Ph.D. Dissertation, Dept. of EECS, University of California, Berkeley, CA 94720, Oct. 1995.
In this thesis, we focus on DSP algorithms that can be specified as Synchronous Data Flow graphs and its extensions. Such algorithms can be efficiently scheduled onto multiple processing elements (a processor could be either programmable or a custom VLSI component) at compile time - computations in the graph are assigned to processors at compile time and the execution order of tasks assigned to each processor is also determined at compile time.

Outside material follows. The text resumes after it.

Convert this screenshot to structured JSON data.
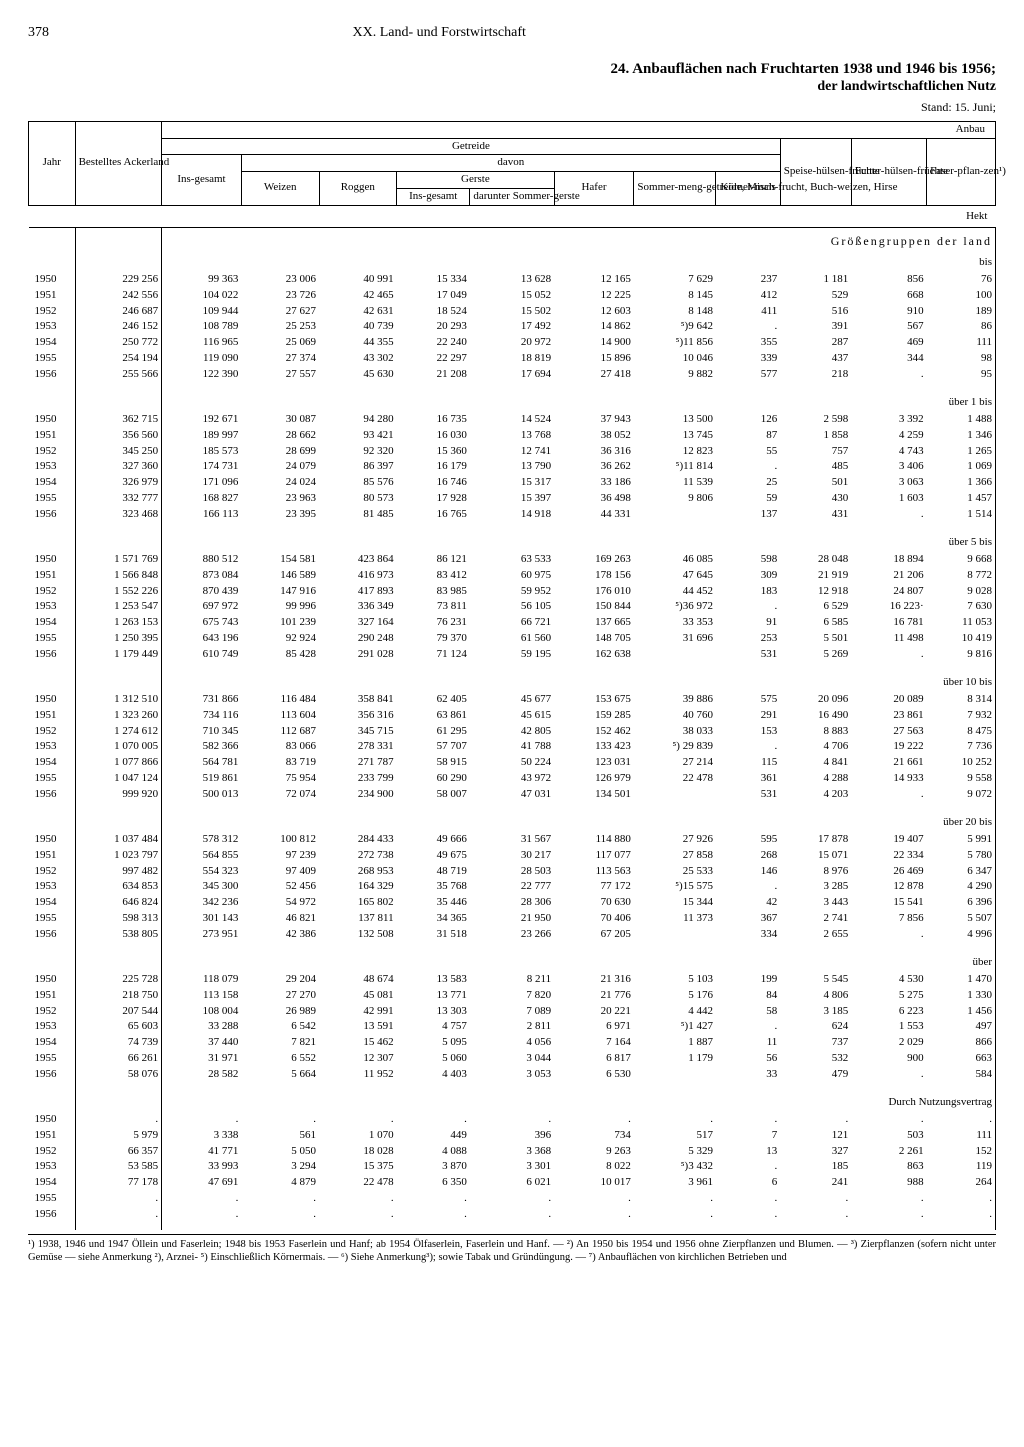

In such a compile-time (static) scheduling strategy, it is possible to predict the run time inter-processor communication (IPC) pattern. We present two techniques that make use of this compile-time determined communication pattern, for minimizing IPC and synchronization overhead in the parallel implementation. The first technique is aimed at eliminating arbitration and synchronization costs when using shared memory for IPC. We call this the Ordered Transactions strategy; the idea is to determine the order in which processors require access to shared resources and to enforce this order at run time. Enforcing such an order eliminates contention for shared resources and the need for explicit synchronization. We describe the design and hardware implementation details of a prototype multiprocessor board that was built as a proof-of-concept for the ordered transactions strategy.
The second technique we present in this thesis consists of efficient algorithms for minimizing synchronization costs in statically scheduled multiprocessors. These include procedures for detecting and eliminating redundant synchronization points in the schedule and systematically adding certain synchronization points with a view towards reducing the overall synchronization cost.